My grandparents were married in 1924. Their wedding picture beautifully captures an era, a sentiment, and an event.
Petite Grandma looks like a little pink-cheeked doll as she holds her large bouquet, and dapper, confident Grandpa looks a bit mischievous. They don’t know what lies ahead as their moment in time is recorded.
What further strikes me is this lovely portrait brings different meanings to different viewers. It means something different to my mother than it does to me—and it means something different to the photo restoration man than it does to an interior design lady who suggests where to place it for best effect in the living room. The moment itself is long gone but the results of it are still felt by others in varying degrees.
Any event in time, even in the work-a-day world, can be appreciated both at that moment and again later as we reflect on its significance. Participants, organizers, and observers are affected in very different ways and, even long after the event, impressions may vary depending on one’s involvement.
Consider a marketing campaign—all important to the marketing department as it plans and implements strategies and subsequently measures success. It may involve a significant amount of time, money, and energy. The member who will ultimately determine critical outcomes for the marketer may invest but a moment in deciding to act on or ignore a message.
How do you make plans and view various events? What is your role in a process? Do you know the parts others play and appreciate their significance? Are you aware of the efforts others may impart in a project and realize their importance to the big picture?
Small business paparazzi
Small businesses create big impact in our economy. Research this week illuminates their important role.
Be sure you know the “7 Hot Trends for Small Business in 2013” according to Open Forum. Some of the risks and opportunities for small business owners include:
Do your members know “The Best and Worst Small Businesses to Start in 2013”? Among the fastest-growing sectors are management consulting services, gas stations, and grain farming. Slow-growing areas include the recreation industry, real estate ventures, and stationery and gift stores.
What about retirement prospects for entrepreneurs? See “Financial Viability and Retirement Assets: A Look at Small Business Owners and Private Sector Workers.” Here, “Business owners are significantly less likely…to hold retirement assets...” and, “Financially vulnerable small business owners…are less likely to hold retirement assets than owners who are not net worth vulnerable.”
This analysis by the Small Business Administration is thought provoking not only for business owners but for those who assist them with their retirement planning.

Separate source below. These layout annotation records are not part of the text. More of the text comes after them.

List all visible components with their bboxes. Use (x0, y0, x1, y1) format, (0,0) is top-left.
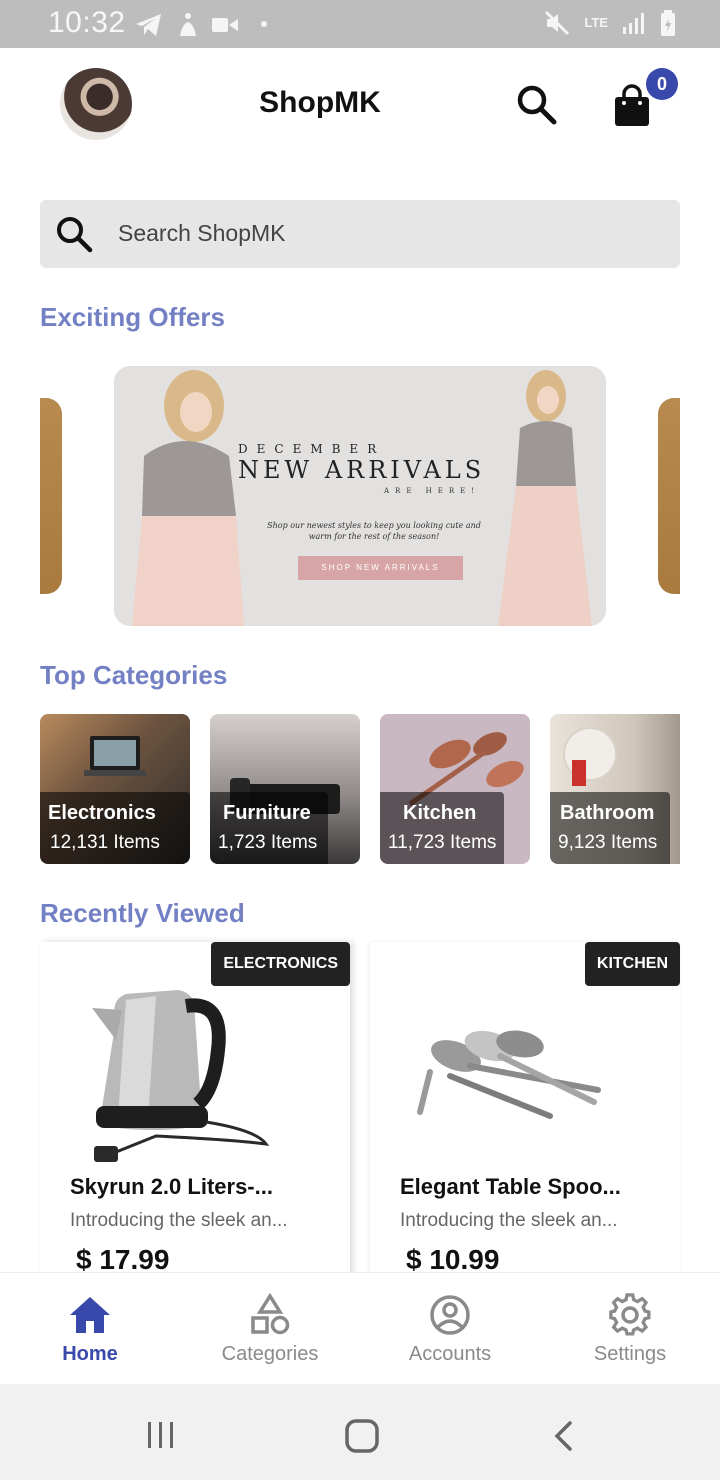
offers-title: Exciting Offers (40, 302, 225, 332)
nav-label: Accounts (408, 1343, 492, 1365)
telegram-icon (136, 14, 161, 36)
cart-count-badge: 0 (646, 68, 678, 100)
video-icon (212, 18, 238, 32)
shopping-bag-icon[interactable] (612, 84, 652, 128)
settings-icon (609, 1293, 651, 1336)
nav-home[interactable]: Home (0, 1273, 180, 1385)
product-description: Introducing the sleek an... (70, 1210, 288, 1231)
home-button-icon[interactable] (344, 1418, 380, 1454)
product-description: Introducing the sleek an... (400, 1210, 618, 1231)
search-icon[interactable] (514, 82, 558, 126)
category-count: 11,723 Items (388, 832, 497, 853)
category-kitchen[interactable]: Kitchen 11,723 Items (380, 714, 530, 864)
product-category-tag: KITCHEN (584, 942, 680, 986)
nav-label: Settings (593, 1343, 667, 1365)
category-name: Kitchen (403, 802, 477, 824)
banner-headline: NEW ARRIVALS (238, 456, 486, 484)
category-name: Bathroom (560, 802, 655, 824)
network-label: LTE (584, 15, 608, 30)
search-icon (57, 217, 93, 253)
nav-categories[interactable]: Categories (180, 1273, 360, 1385)
kettle-image (92, 990, 270, 1162)
offer-banner[interactable]: DECEMBER NEW ARRIVALS ARE HERE! Shop our… (114, 366, 606, 626)
product-card[interactable]: KITCHEN Elegant Table Spoo... Introducin… (370, 942, 680, 1282)
home-icon (70, 1297, 110, 1333)
banner-month: DECEMBER (238, 442, 386, 456)
battery-icon (661, 10, 675, 36)
status-bar: 10:32 LTE (0, 0, 720, 48)
mute-icon (545, 10, 570, 36)
category-name: Electronics (48, 802, 156, 824)
recent-title: Recently Viewed (40, 898, 245, 928)
category-electronics[interactable]: Electronics 12,131 Items (40, 714, 190, 864)
offer-slide-previous[interactable] (40, 398, 62, 594)
bottom-navigation: Home Categories Accounts Settings (0, 1272, 720, 1384)
system-navigation-bar (0, 1384, 720, 1480)
search-input[interactable]: Search ShopMK (40, 200, 680, 268)
mirror-image (563, 727, 617, 786)
category-count: 1,723 Items (218, 832, 318, 853)
category-bathroom[interactable]: Bathroom 9,123 Items (550, 714, 680, 864)
nav-settings[interactable]: Settings (540, 1273, 720, 1385)
banner-subhead: ARE HERE! (384, 487, 481, 495)
model-figure-left (132, 370, 244, 626)
banner-copy: Shop our newest styles to keep you looki… (267, 521, 481, 541)
nav-label: Home (62, 1343, 118, 1365)
product-name: Elegant Table Spoo... (400, 1174, 621, 1199)
nav-label: Categories (221, 1343, 319, 1365)
categories-icon (251, 1293, 290, 1335)
categories-title: Top Categories (40, 660, 228, 690)
status-time: 10:32 (48, 6, 126, 39)
spoons-image (417, 1030, 601, 1119)
recent-apps-icon[interactable] (146, 1420, 176, 1450)
back-icon[interactable] (552, 1420, 576, 1452)
shop-new-arrivals-button[interactable]: SHOP NEW ARRIVALS (298, 556, 463, 580)
category-name: Furniture (223, 802, 311, 824)
product-card[interactable]: ELECTRONICS Skyrun 2.0 Liters-... Introd… (40, 942, 350, 1282)
category-furniture[interactable]: Furniture 1,723 Items (210, 714, 360, 864)
offer-slide-next[interactable] (658, 398, 680, 594)
category-list: Electronics 12,131 Items Furniture 1,723… (40, 714, 680, 864)
accessibility-icon (180, 13, 196, 36)
category-count: 12,131 Items (50, 832, 160, 853)
product-name: Skyrun 2.0 Liters-... (70, 1174, 273, 1199)
signal-icon (623, 13, 644, 34)
dot-icon (261, 21, 267, 27)
model-figure-right (498, 370, 592, 626)
account-icon (430, 1295, 470, 1335)
category-count: 9,123 Items (558, 832, 658, 853)
laptop-image (84, 736, 146, 776)
nav-accounts[interactable]: Accounts (360, 1273, 540, 1385)
search-placeholder: Search ShopMK (118, 220, 286, 246)
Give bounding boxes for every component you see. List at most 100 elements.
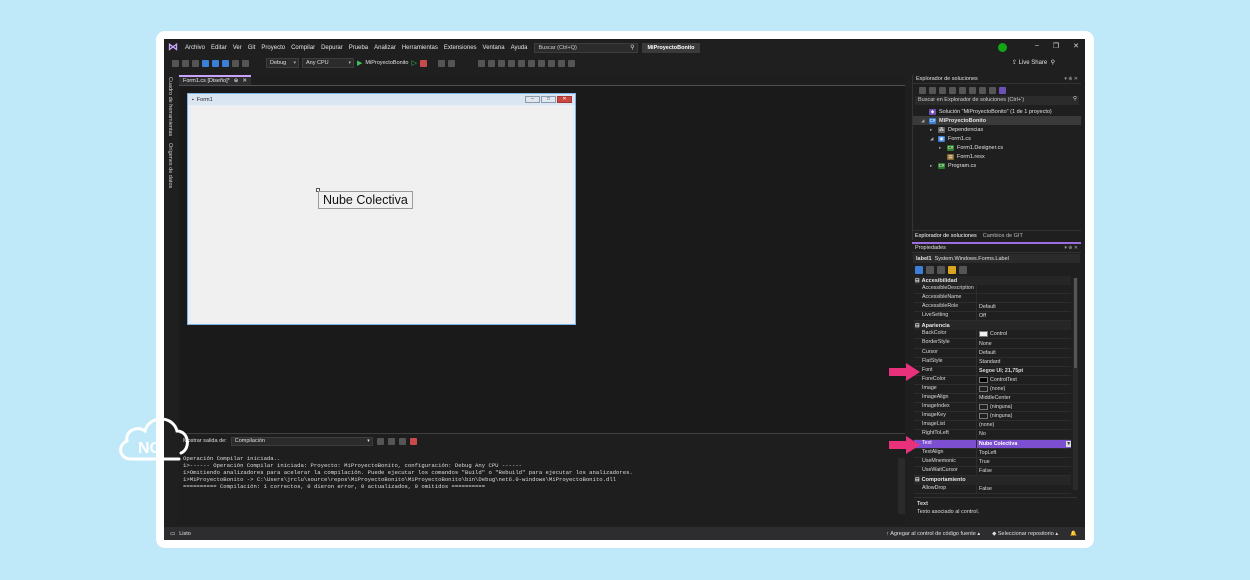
property-value[interactable]: True — [977, 458, 1071, 466]
same-size-icon[interactable] — [527, 59, 535, 67]
collapse-icon[interactable] — [969, 86, 976, 94]
property-row-cursor[interactable]: Cursor Default — [914, 348, 1071, 358]
stop-icon[interactable] — [409, 437, 417, 445]
align-left-icon[interactable] — [477, 59, 485, 67]
expand-arrow-icon[interactable]: ◢ — [930, 136, 935, 142]
categorized-icon[interactable] — [915, 265, 923, 274]
collapse-category-icon[interactable]: ⊟ — [915, 323, 920, 329]
grid-icon[interactable] — [537, 59, 545, 67]
menu-item-proyecto[interactable]: Proyecto — [258, 45, 288, 51]
property-value[interactable]: Default — [977, 349, 1071, 357]
property-row-textalign[interactable]: TextAlign TopLeft — [914, 448, 1071, 458]
menu-item-archivo[interactable]: Archivo — [182, 45, 208, 51]
property-scroll-thumb[interactable] — [1074, 278, 1077, 368]
align-right-icon[interactable] — [497, 59, 505, 67]
tab-git-changes[interactable]: Cambios de GIT — [983, 233, 1023, 239]
object-selector[interactable]: label1 System.Windows.Forms.Label — [913, 254, 1080, 263]
events-icon[interactable] — [948, 265, 956, 274]
redo-icon[interactable] — [242, 59, 249, 67]
bring-front-icon[interactable] — [567, 59, 575, 67]
back-icon[interactable] — [172, 59, 179, 67]
tree-item[interactable]: ▤ Form1.resx — [913, 152, 1081, 161]
property-row-accessiblerole[interactable]: AccessibleRole Default — [914, 303, 1071, 313]
align-top-icon[interactable] — [507, 59, 515, 67]
center-icon[interactable] — [557, 59, 565, 67]
align-center-icon[interactable] — [487, 59, 495, 67]
tree-item[interactable]: ▸ ⁂ Dependencias — [913, 125, 1081, 134]
menu-item-ver[interactable]: Ver — [230, 45, 245, 51]
property-row-font[interactable]: Font Segoe UI; 21,75pt — [914, 366, 1071, 376]
expand-arrow-icon[interactable]: ▸ — [930, 127, 935, 133]
property-value[interactable] — [977, 294, 1071, 302]
property-row-accessibledescription[interactable]: AccessibleDescription — [914, 285, 1071, 295]
property-row-imageindex[interactable]: ImageIndex (ninguna) — [914, 403, 1071, 413]
sync-icon[interactable] — [949, 86, 956, 94]
form-close-icon[interactable]: ✕ — [557, 96, 572, 103]
history-icon[interactable] — [959, 86, 966, 94]
form1-window[interactable]: ▪ Form1 – □ ✕ Nube Colectiva — [187, 93, 576, 325]
property-row-usemnemonic[interactable]: UseMnemonic True — [914, 457, 1071, 467]
layout-icon[interactable] — [437, 59, 445, 67]
open-icon[interactable] — [202, 59, 209, 67]
notifications-icon[interactable]: 🔔 — [1070, 531, 1077, 537]
property-row-backcolor[interactable]: BackColor Control — [914, 330, 1071, 340]
close-icon[interactable]: ✕ — [1073, 42, 1079, 50]
save-icon[interactable] — [212, 59, 219, 67]
source-control-button[interactable]: ↑ Agregar al control de código fuente ▴ — [886, 531, 980, 537]
find-message-icon[interactable] — [376, 437, 384, 445]
form-maximize-icon[interactable]: □ — [541, 96, 556, 103]
property-value[interactable]: (none) — [977, 421, 1071, 429]
forward-icon[interactable] — [182, 59, 189, 67]
property-value[interactable]: No — [977, 430, 1071, 438]
tree-item[interactable]: ◢ C# MiProyectoBonito — [913, 116, 1081, 125]
menu-item-git[interactable]: Git — [245, 45, 259, 51]
tree-item[interactable]: ◢ ▣ Form1.cs — [913, 134, 1081, 143]
clear-all-icon[interactable] — [387, 437, 395, 445]
property-row-imagekey[interactable]: ImageKey (ninguna) — [914, 412, 1071, 422]
property-value[interactable]: (ninguna) — [977, 403, 1071, 411]
collapse-category-icon[interactable]: ⊟ — [915, 278, 920, 284]
tab-form1-design[interactable]: Form1.cs [Diseño]* ⊕ ✕ — [179, 75, 251, 85]
select-repo-button[interactable]: ◆ Seleccionar repositorio ▴ — [992, 531, 1058, 537]
menu-item-prueba[interactable]: Prueba — [346, 45, 371, 51]
property-row-imagelist[interactable]: ImageList (none) — [914, 421, 1071, 431]
tree-item[interactable]: ▸ C# Form1.Designer.cs — [913, 143, 1081, 152]
menu-item-compilar[interactable]: Compilar — [288, 45, 318, 51]
restore-icon[interactable]: ❐ — [1053, 42, 1059, 50]
property-value[interactable]: Off — [977, 312, 1071, 320]
property-value[interactable]: None — [977, 339, 1071, 347]
menu-item-extensiones[interactable]: Extensiones — [441, 45, 480, 51]
menu-item-ventana[interactable]: Ventana — [480, 45, 508, 51]
preview-icon[interactable] — [999, 86, 1006, 94]
run-icon[interactable]: ▶ — [357, 59, 362, 67]
property-row-forecolor[interactable]: ForeColor ControlText — [914, 375, 1071, 385]
property-row-imagealign[interactable]: ImageAlign MiddleCenter — [914, 394, 1071, 404]
run-target-label[interactable]: MiProyectoBonito — [365, 60, 408, 66]
show-all-icon[interactable] — [979, 86, 986, 94]
property-value[interactable]: False — [977, 467, 1071, 475]
format-icon[interactable] — [447, 59, 455, 67]
property-value[interactable]: Default — [977, 303, 1071, 311]
property-row-borderstyle[interactable]: BorderStyle None — [914, 339, 1071, 349]
form-client-area[interactable]: Nube Colectiva — [191, 106, 572, 323]
align-middle-icon[interactable] — [517, 59, 525, 67]
property-value[interactable]: False — [977, 485, 1071, 493]
tab-close-icon[interactable]: ✕ — [242, 78, 247, 84]
property-row-livesetting[interactable]: LiveSetting Off — [914, 312, 1071, 322]
tree-item[interactable]: ◆ Solución "MiProyectoBonito" (1 de 1 pro… — [913, 107, 1081, 116]
property-row-allowdrop[interactable]: AllowDrop False — [914, 484, 1071, 494]
property-row-usewaitcursor[interactable]: UseWaitCursor False — [914, 466, 1071, 476]
property-row-righttoleft[interactable]: RightToLeft No — [914, 430, 1071, 440]
property-row-accessiblename[interactable]: AccessibleName — [914, 294, 1071, 304]
property-row-flatstyle[interactable]: FlatStyle Standard — [914, 357, 1071, 367]
spacing-icon[interactable] — [547, 59, 555, 67]
property-category[interactable]: ⊟ Accesibilidad — [914, 276, 1071, 285]
properties-icon[interactable] — [989, 86, 996, 94]
property-value[interactable]: ControlText — [977, 376, 1071, 384]
undo-icon[interactable] — [232, 59, 239, 67]
menu-item-analizar[interactable]: Analizar — [371, 45, 399, 51]
tree-item[interactable]: ▸ C# Program.cs — [913, 161, 1081, 170]
output-scrollbar[interactable] — [898, 458, 905, 514]
property-value[interactable]: MiddleCenter — [977, 394, 1071, 402]
properties-pin-icon[interactable]: ▾ ⊕ ✕ — [1064, 245, 1078, 251]
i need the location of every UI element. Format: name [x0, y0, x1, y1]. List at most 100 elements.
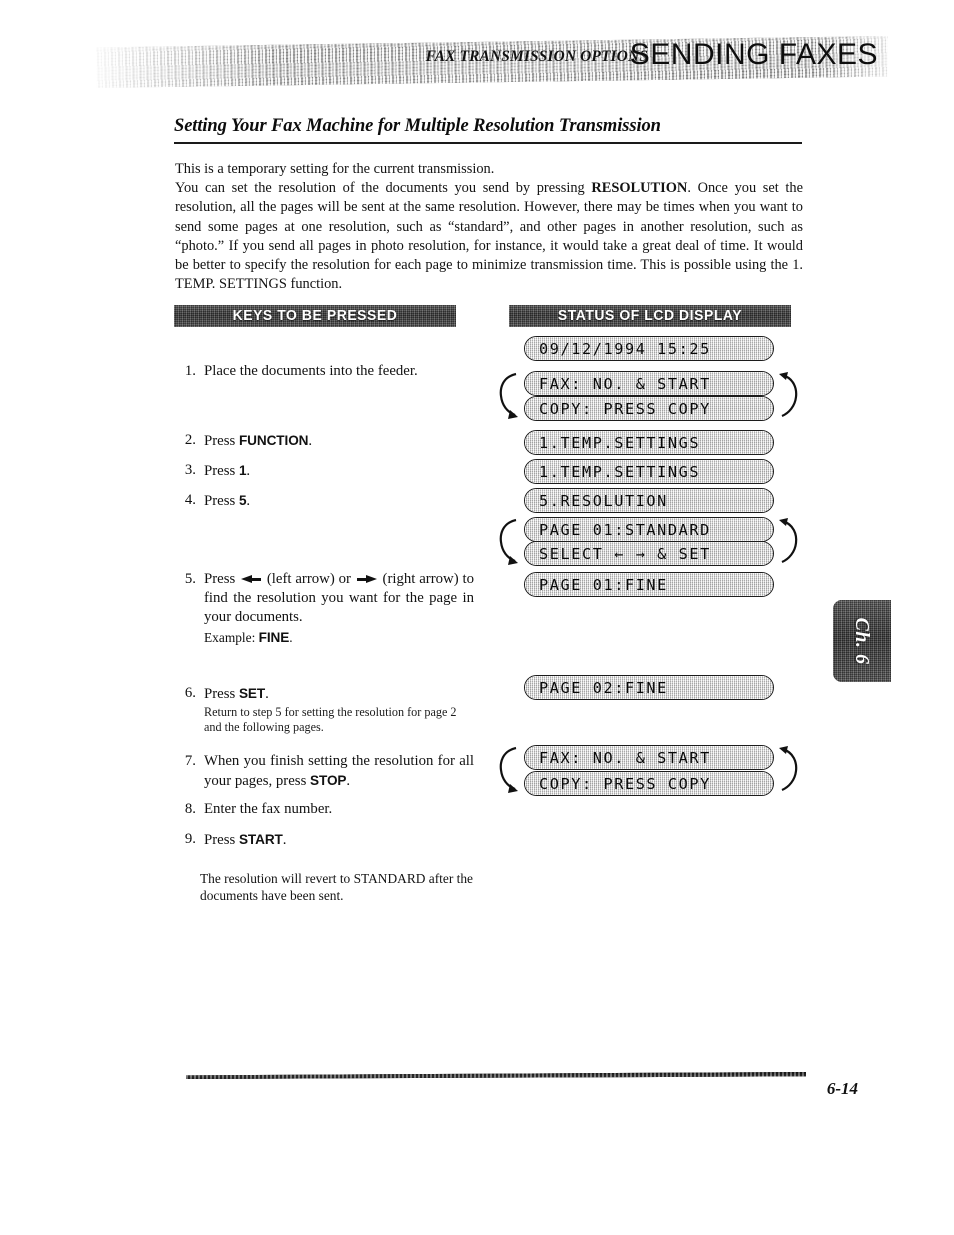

Some proprietors hope selling the business will bankroll retirement, but this is a dangerous assumption according to Bloomberg in “Risking Retirement on Selling the Business.” “There’s a double-whammy if something happens to that company because you’ll lose your income and your retirement assets.”
Federal rules and policies to “help boost retirement savings for entrepreneurs” could help, one of which would institute “a program of automatic IRAs for approximately 75 million Americans who are not covered under employer-sponsored retirement plans.”
Finally, “Small business owner confidence did not rebound in December, according to the NFIB Small Business Optimism Index.” This report notes, “December’s poor report resulted largely from a deterioration of labor market components, and the surprising percentage of owners who still expect business conditions to worsen in the next six months.”
Where is the consumer today regarding realities and perceptions of personal finance and the economy at large?
“Housing Wealth and Wage Borrowing” by the Federal Reserve Bank of Atlanta shows “people with an underwater mortgage command a significantly lower wage than other homeowners” and “negative equity matters because default is unpleasant or costly, not because it precludes an out-of-state job search.”
This is an interesting study on the connections between housing wealth and earnings.
Women who find themselves as full time workers in “management, business, and financial operations jobs had the highest median weekly earnings of any major occupational category” for women as reported in “Women’s Earnings by Occupation 2011” by the Bureau of Labor Statistics. Women in service occupations such as maids and waitresses had the “lowest median weekly earnings at $443.”
However, a job is better than no job. “Afraid of Unemployment, Americans Cling to Their Jobs,” says Bloomberg. Census data reveals “median job tenure in 2012 was the highest since at least the early 1980s.”
Further, “…the quit rate in October” was just 1.5%, “a third lower than the rate in December 2007, the peak of the last business cycle.” Implications for public policy with regard to pensions and other issues are examined in this article.
“Americans Unsure if Best Times for U.S. Are Past or to Come,” says Gallup. “Americans believe by almost a 2-1 margin that 2013 will be a year of economic difficulty rather than a year of prosperity. At the same time, they tilt toward the belief that 2013 will be a year of full or increasing employment rather than a year of rising unemployment.”
Americans further expect price increases to occur “at a reasonable rate” during 2013.
My grandparents’ photo is emotionally powerful to some, perhaps historically interesting to others, and to still others, of no or little consequence.
So it goes with a business endeavor. We all bring unique perspectives to what we see and do over the course of our workday, but implications of projects and impacts felt are not consistent.
It would seem that the best we can do is realize and appreciate our varied perspectives as we go along and respect one another’s functions and experiences.
And, of course, remember to smile for the camera.